Researchers at ASU have developed two groundbreaking tools: one to refine microbial family tree construction and another to serve as a foundational software for biological data analysis. These innovations are set to bolster microbiome research, disease surveillance, environmental assessments, and emerging fields like precision medicine. “Our team builds open-source software tools because we believe that when everyone can access and extend scientific tools, the entire community benefits and discovery accelerates,” stated Qiyun Zhu of ASU.
Zhu, an assistant professor at ASU’s School of Life Sciences and researcher at the Biodesign Center for Fundamental and Applied Microbiomics, collaborated with both ASU colleagues and international partners. The first study, focusing on marker gene improvement, was published in Nature Communications, while the second study, detailing the open-source software library scikit-bio, appeared in Nature Methods.
Constructing precise evolutionary trees is crucial for tracking microbial evolution and influence. Enhanced evolutionary trees aid in disease monitoring and help researchers track changes in harmful microbes over time. They also refine environmental research, illustrating microbial responses to pollution and climate changes. Improved microbial identification strengthens gut microbiome studies and their health implications.
The process of uncovering microbial relationships begins with selecting appropriate marker genes, which trace evolutionary history. Traditionally, scientists relied on a limited set of marker genes. However, with the rise of metagenomics, researchers now work with millions of genomes, often sourced directly from environmental samples. Metagenomics facilitates the simultaneous sequencing of all DNA in an environment, unveiling hidden microbial communities.
These genomes, though valuable, often lack completeness or consistent quality, complicating the use of fixed marker genes for accurate evolutionary results. To address this, Zhu and colleagues developed TMarSel (Tree-based Marker Selection). This tool automates the search through thousands of potential gene families, selecting combinations that construct the most reliable evolutionary trees. TMarSel evaluates each gene’s prevalence, informativeness, and contribution to a stable depiction of microbial relationships, offering a flexible, data-driven approach even for large and diverse organism groups.

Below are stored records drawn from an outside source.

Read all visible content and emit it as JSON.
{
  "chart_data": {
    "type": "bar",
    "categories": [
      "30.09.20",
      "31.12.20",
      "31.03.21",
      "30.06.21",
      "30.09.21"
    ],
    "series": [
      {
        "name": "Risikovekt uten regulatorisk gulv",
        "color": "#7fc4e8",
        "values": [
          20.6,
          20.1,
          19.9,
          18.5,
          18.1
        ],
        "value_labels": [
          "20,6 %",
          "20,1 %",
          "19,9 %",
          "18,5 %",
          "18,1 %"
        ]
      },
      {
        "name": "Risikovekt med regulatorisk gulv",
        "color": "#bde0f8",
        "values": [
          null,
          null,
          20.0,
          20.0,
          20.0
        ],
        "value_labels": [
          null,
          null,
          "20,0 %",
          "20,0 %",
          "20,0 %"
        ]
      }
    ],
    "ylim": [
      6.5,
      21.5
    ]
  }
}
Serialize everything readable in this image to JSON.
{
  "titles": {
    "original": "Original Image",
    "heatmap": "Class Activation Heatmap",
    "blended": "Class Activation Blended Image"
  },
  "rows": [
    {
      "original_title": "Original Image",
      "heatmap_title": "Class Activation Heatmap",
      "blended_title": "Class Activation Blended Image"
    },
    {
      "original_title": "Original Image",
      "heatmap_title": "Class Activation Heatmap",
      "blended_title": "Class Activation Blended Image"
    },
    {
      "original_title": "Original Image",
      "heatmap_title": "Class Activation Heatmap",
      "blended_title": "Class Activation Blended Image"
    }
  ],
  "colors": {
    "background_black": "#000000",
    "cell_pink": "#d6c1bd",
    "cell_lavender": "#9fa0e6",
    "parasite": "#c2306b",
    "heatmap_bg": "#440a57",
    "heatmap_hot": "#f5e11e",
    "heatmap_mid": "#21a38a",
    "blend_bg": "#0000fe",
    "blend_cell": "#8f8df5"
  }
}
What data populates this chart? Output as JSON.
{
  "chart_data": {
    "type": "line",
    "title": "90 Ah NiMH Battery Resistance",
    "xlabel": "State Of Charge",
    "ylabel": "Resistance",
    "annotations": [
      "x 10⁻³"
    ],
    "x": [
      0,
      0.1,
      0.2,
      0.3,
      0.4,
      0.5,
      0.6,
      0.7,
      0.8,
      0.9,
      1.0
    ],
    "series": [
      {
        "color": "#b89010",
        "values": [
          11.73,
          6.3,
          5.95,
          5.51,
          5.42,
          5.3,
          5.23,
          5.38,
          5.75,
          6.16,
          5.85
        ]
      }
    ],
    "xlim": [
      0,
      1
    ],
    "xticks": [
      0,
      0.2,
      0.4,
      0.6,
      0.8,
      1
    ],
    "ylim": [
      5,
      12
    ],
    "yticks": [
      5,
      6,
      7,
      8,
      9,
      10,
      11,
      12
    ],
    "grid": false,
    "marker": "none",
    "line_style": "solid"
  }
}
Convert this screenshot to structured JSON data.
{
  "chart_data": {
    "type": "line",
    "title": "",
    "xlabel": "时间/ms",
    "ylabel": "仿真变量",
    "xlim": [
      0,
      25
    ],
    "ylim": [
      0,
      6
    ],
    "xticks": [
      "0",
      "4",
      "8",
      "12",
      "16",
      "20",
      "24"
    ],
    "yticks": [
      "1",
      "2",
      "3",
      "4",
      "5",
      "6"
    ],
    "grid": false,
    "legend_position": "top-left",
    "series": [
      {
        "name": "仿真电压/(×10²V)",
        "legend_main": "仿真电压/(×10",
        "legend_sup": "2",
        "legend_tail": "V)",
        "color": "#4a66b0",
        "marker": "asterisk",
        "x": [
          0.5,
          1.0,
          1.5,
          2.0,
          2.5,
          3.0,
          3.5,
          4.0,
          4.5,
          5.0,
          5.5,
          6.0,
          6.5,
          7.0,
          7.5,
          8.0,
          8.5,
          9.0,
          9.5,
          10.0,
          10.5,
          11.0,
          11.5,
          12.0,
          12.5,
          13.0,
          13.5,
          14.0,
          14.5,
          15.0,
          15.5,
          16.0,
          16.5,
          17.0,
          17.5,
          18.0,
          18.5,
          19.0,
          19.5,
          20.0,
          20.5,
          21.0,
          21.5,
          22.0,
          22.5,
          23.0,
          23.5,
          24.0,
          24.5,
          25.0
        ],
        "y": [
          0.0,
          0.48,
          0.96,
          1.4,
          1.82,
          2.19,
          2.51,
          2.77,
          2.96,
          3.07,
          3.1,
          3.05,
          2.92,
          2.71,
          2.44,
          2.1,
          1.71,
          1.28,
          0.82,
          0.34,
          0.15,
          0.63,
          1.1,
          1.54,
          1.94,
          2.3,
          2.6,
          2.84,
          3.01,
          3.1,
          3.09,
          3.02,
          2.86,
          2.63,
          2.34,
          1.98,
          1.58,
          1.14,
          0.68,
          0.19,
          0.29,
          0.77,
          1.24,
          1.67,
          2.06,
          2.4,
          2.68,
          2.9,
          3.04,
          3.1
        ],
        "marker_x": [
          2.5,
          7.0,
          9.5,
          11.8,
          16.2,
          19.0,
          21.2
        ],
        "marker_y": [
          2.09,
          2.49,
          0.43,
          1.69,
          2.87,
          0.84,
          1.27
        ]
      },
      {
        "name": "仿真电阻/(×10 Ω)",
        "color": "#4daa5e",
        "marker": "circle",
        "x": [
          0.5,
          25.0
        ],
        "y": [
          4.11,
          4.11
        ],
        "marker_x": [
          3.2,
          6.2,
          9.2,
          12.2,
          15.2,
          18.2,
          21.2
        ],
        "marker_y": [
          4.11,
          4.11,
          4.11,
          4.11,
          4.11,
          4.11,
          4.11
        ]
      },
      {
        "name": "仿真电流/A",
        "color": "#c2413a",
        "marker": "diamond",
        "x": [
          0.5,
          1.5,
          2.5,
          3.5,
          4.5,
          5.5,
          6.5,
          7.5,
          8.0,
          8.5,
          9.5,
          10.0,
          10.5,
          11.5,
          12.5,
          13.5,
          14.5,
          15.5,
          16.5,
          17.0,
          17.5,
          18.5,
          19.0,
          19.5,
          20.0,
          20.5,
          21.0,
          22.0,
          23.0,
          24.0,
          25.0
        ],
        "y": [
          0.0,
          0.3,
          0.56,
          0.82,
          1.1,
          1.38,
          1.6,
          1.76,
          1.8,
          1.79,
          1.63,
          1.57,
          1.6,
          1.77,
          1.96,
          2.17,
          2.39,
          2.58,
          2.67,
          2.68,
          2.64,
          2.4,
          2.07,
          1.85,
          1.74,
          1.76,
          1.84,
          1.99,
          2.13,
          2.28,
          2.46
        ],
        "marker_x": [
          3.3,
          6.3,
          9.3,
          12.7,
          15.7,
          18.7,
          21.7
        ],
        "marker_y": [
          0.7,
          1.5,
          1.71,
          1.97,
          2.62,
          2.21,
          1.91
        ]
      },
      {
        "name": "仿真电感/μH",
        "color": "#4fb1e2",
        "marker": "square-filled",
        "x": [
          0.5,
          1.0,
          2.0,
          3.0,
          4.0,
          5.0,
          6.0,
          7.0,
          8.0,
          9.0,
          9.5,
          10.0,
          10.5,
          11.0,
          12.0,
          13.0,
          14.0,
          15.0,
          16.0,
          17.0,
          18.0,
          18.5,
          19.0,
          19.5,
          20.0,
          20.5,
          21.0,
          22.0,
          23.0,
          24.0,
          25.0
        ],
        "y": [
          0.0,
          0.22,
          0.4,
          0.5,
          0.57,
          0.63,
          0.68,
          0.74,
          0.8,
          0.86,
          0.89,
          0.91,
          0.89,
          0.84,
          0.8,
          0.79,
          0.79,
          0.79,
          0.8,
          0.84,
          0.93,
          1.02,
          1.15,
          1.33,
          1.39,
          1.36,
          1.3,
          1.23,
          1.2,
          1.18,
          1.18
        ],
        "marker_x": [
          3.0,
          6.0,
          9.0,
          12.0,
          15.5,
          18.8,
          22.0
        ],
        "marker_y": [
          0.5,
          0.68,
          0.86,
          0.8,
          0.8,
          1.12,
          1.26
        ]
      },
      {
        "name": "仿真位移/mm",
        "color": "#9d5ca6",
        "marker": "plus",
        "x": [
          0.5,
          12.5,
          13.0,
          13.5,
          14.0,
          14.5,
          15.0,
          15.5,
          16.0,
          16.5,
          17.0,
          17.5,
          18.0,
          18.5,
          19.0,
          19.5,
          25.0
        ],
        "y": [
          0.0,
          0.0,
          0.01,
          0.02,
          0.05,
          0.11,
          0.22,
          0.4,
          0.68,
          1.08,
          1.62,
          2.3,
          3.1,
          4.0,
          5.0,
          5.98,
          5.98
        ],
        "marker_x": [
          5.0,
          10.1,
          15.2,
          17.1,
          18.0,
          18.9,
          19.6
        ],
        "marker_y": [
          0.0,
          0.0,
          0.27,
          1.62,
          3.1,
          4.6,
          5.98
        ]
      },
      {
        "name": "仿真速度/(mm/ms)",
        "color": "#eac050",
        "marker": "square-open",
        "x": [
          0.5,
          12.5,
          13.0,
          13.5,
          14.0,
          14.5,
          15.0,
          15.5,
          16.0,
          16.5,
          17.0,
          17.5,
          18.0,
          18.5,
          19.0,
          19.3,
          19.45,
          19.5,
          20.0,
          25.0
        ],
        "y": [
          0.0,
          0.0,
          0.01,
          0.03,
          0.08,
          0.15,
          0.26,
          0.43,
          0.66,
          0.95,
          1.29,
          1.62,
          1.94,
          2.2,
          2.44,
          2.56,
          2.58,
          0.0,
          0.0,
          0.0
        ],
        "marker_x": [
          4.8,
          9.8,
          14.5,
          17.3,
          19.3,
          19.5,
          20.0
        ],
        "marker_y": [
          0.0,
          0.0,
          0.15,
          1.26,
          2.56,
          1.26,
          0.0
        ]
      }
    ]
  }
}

Zhu also leads the development of scikit-bio, an extensive open-source software library that equips scientists with tools for analyzing vast biological datasets. It is particularly beneficial for microbiome studies—examining microbial communities within specific environments like the human gut. Biological datasets are uniquely complex, characterized by immense size, sparseness, and numerous interconnected features. Standard data-analysis software is ill-equipped to handle such complexity. Scikit-bio bridges this gap, providing over 500 functions for tasks such as comparing microbial communities, calculating diversity, transforming compositional data, analyzing genetic sequences, building phylogenetic trees, and preparing data for machine learning.
Supported by more than 80 contributors, scikit-bio is rigorously tested and documented, having been cited in tens of thousands of scientific papers across disciplines such as medicine, ecology, climate science, and cancer biology. It has become an indispensable tool for researchers exploring the microbiome and other data-rich areas of modern biology.
As biological datasets continue to expand, tools like scikit-bio and TMarSel enhance the reliability and reproducibility of large-scale research. These studies underscore ASU’s growing influence at the intersection of biology and computation. Zhu’s work exemplifies how integrating evolutionary insight with advanced software engineering can produce tools utilized globally by scientists.
With DNA sequencing becoming faster and more affordable, researchers are poised to uncover even more of the microbial universe. Tools like TMarSel and scikit-bio ensure that this influx of data can be converted into meaningful scientific insight.